Im Buch beschreiben Sie, wie Sie nach dem Krieg mit einem Gefühl der Genugtuung Hinrichtungen verfolgten. Kommt manchmal noch der Wunsch nach Rache auf?

Rache? Nein. Hinrichtungen zu verfolgen, wie damals? Nein, dazu wäre ich nicht mehr in der Lage, schon lange nicht mehr.

Wie war es, als Sie zum ersten Mal nach Deutschland zurückgingen?

Ich hatte keine Probleme damit, in Deutschland begegnet man mir mit viel Sympathie. Die heutige Generation hat ja auch mit den Verbrechen von damals nichts mehr zu tun – das betone ich auch bei meinen Vorträgen.

Sie würden sogar vor Neonazis sprechen, hat man mir gesagt.

Ja, ich wurde einfach noch nie eingeladen. Ich glaube, dass ich als Zeitzeuge bei solchen Leuten einiges bewirken könnte.

Erzählen, was nicht vergessen werden darf. Eindringlich schildert Graber im Buch die letzte Etappe seines Leidensweges unter den Nazis: den Todesmarsch von Görlitz. Als die Russen anrückten, befahl NSDAP-Kreisleiter Bruno Malitz die Räumung von Görlitz. Graber und alle anderen Gefangenen wurden gezwungen, nach Rennersdorf zu marschieren. Wer vor Schwäche zusammenbrach, wurde sofort erschossen. Am 23. März erging der Rückmarschbefehl: Die Häftlinge sollten in Görlitz Schützengräben und Panzersperren gegen die anrückenden Russen errichten. Nur 500 von 1500 Gefangenen überlebten den Rückmarsch.

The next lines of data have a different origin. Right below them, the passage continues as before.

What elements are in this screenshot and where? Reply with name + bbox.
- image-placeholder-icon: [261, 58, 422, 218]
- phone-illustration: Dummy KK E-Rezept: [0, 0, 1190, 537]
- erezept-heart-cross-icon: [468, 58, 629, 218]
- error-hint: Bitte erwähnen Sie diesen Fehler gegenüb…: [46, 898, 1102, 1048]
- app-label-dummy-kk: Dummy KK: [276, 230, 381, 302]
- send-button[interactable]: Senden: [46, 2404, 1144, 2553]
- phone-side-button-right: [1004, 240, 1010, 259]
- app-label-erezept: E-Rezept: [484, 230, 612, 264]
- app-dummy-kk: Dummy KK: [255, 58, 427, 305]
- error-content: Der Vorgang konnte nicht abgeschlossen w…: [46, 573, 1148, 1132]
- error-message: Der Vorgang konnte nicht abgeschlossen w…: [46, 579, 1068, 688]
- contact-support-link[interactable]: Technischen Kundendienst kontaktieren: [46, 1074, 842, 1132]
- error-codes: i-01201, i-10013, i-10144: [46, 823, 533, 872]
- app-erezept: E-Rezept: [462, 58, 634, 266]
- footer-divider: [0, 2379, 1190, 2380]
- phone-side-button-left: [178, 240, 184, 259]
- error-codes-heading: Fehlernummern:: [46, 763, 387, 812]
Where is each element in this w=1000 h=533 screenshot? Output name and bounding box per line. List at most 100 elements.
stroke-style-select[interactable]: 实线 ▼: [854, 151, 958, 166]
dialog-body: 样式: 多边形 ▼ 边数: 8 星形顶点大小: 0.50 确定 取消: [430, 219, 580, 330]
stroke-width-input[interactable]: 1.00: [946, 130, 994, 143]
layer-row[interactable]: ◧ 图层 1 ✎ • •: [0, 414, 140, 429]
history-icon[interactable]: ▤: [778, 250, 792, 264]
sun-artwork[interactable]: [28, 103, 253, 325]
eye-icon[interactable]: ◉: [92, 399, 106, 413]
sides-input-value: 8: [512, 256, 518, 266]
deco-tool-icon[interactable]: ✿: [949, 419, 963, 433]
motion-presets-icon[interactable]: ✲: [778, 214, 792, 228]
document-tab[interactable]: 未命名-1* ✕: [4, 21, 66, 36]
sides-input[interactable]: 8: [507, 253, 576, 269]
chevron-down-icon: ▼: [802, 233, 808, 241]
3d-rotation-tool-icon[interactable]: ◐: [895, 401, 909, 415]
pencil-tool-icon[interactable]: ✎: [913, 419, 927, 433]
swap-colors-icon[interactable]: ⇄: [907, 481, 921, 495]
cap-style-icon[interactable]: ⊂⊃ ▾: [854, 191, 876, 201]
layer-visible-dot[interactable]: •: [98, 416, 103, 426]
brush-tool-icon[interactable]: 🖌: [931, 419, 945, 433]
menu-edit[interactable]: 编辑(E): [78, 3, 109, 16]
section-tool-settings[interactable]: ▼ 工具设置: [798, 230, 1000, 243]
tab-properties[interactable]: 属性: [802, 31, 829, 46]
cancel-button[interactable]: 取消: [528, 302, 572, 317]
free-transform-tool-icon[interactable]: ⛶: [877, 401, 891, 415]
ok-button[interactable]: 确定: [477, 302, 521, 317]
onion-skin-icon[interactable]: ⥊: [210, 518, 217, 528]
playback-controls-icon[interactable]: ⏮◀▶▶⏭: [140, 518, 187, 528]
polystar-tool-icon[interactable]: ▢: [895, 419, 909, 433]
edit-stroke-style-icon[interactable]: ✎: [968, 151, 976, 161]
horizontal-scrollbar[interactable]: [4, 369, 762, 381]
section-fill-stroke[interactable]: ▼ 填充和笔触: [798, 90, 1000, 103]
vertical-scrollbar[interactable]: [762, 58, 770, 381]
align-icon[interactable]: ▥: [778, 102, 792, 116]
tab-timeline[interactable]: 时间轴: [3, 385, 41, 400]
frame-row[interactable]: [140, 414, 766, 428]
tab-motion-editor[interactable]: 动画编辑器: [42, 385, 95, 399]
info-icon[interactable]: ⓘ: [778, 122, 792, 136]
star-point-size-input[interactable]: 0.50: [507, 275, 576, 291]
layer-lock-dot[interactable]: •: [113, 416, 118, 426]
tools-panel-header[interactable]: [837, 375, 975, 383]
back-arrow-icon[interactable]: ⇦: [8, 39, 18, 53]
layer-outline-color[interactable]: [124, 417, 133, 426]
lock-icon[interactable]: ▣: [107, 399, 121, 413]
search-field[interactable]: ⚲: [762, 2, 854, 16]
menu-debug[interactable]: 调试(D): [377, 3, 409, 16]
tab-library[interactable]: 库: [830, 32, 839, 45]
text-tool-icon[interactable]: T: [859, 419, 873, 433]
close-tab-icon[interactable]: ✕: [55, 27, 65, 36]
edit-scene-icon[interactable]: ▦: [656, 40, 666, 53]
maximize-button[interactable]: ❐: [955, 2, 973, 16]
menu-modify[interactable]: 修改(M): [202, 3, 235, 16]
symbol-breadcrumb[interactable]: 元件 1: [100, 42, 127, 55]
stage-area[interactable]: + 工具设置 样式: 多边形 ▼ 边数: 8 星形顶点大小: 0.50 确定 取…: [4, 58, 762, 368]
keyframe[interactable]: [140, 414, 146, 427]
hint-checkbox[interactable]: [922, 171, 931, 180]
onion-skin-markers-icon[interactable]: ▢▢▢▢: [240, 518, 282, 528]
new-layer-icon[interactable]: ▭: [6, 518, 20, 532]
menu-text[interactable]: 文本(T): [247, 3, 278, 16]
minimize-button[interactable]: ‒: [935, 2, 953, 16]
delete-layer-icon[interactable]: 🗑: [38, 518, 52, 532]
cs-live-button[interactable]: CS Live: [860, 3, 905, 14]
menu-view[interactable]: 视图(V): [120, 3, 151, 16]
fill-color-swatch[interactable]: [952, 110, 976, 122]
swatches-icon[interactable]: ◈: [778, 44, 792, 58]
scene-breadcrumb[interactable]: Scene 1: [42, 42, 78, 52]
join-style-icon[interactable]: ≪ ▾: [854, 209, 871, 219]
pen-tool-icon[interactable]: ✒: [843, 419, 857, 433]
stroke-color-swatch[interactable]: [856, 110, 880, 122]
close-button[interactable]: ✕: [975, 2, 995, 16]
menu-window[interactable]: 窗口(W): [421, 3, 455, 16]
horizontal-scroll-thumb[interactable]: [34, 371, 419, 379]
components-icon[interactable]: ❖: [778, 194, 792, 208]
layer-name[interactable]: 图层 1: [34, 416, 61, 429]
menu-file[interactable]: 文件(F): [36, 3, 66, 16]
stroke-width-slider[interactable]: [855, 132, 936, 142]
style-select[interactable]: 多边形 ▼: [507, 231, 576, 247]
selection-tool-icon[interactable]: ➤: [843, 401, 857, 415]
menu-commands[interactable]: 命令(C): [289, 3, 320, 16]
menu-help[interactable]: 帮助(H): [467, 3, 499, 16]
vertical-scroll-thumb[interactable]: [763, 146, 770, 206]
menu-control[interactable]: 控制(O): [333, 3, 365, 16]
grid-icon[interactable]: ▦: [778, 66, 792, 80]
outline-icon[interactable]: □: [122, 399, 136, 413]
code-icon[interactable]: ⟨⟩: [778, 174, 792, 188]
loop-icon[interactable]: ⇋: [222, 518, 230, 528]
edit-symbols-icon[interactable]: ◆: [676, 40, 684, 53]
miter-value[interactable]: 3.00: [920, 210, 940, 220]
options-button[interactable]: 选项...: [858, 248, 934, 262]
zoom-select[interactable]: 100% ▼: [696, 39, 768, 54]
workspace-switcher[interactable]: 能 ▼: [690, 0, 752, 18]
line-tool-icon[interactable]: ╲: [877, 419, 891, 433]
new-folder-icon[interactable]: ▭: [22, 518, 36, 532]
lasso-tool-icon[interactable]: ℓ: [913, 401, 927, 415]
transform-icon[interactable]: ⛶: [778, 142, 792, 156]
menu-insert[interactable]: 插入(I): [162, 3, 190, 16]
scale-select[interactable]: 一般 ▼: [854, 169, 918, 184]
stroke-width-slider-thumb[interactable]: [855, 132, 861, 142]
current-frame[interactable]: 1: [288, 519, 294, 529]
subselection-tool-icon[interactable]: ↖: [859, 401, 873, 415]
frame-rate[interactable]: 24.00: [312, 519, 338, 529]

Am 8. Mai, vor 70 Jahren, wurden Sie befreit. Haben Sie damals überhaupt damit gerechnet?

Ja, im Grunde meines Herzens habe ich immer daran geglaubt. Vielleicht lag das auch an meinem unerschütterlichen Optimismus. Aber am Schluss hatte ich auch sehr, sehr viel Glück.

Warum?

Ich wog weniger als 30 Kilogramm, war unglaublich geschwächt. Durch den Vitaminmangel hatte sich eine Wunde gebildet, die bis auf den Knochen offen war. Ein Arzt sagte mir, weitere drei Wochen in Gefangenschaft hätte ich nicht überlebt.

Nächstes Jahr werden Sie 90. Was sind Ihre Pläne?

(Lacht) Denken Sie ja nicht, ich sei alt! Ich fühle mich jung, ehrlich! Nach dem Buch werden wohl noch viele Anfragen für Vorträge und Lesungen kommen – kein Problem für mich.

Mit welcher Botschaft?

Gebt niemals auf im Leben. Und vergesst nie, dass die Liebe immer über den Hass siegen wird!